I was saying earlier, the Bank’s business model is really country-based. The fundamental decisions around what we do in a particular country are based not on some sort of global strategy, but on dialogue at the country level. That’s built into how we work.
The global strategies play more of a supporting, guiding role, but they don’t determine what happens because, ultimately, we often talk about World Bank projects, but they’re really government projects financed by the World Bank. So that leadership and ownership have to come from the countries themselves.
On the first part of the question – there are quite significant differences across regions, partly in the types of threats they face. For example, when we talk about disease outbreaks, there are particular challenges with Ebola, Marburg, and other diseases in the Africa region that you don’t see to the same extent elsewhere.
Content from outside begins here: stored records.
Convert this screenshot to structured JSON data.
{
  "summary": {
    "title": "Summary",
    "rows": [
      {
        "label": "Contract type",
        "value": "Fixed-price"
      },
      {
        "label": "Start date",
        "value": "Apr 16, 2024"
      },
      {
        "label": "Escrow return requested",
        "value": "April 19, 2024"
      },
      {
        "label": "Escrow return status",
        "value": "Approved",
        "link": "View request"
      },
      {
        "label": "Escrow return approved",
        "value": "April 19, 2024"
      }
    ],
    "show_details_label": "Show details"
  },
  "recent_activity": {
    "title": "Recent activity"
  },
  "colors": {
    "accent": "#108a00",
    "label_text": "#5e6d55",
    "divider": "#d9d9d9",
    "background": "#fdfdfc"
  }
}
That doesn’t mean you can’t see them in other regions, but some areas face much greater threats from new outbreaks, especially the Africa region and the East Asia and Pacific region.
There are also differences in baseline capacity when it comes to responding to these threats. Some regions are doing much worse in that respect. Another key factor is the extent of cross-country collaboration, which is much stronger in some regions. You have regional institutions like the
Africa CDC or
PAHO in the Latin America and Caribbean region. In other contexts, such as South Asia, cross-country coordination and collaboration are much harder because of political and institutional challenges.
Those are some of the main differences that really come into play when we think about pandemic preparedness.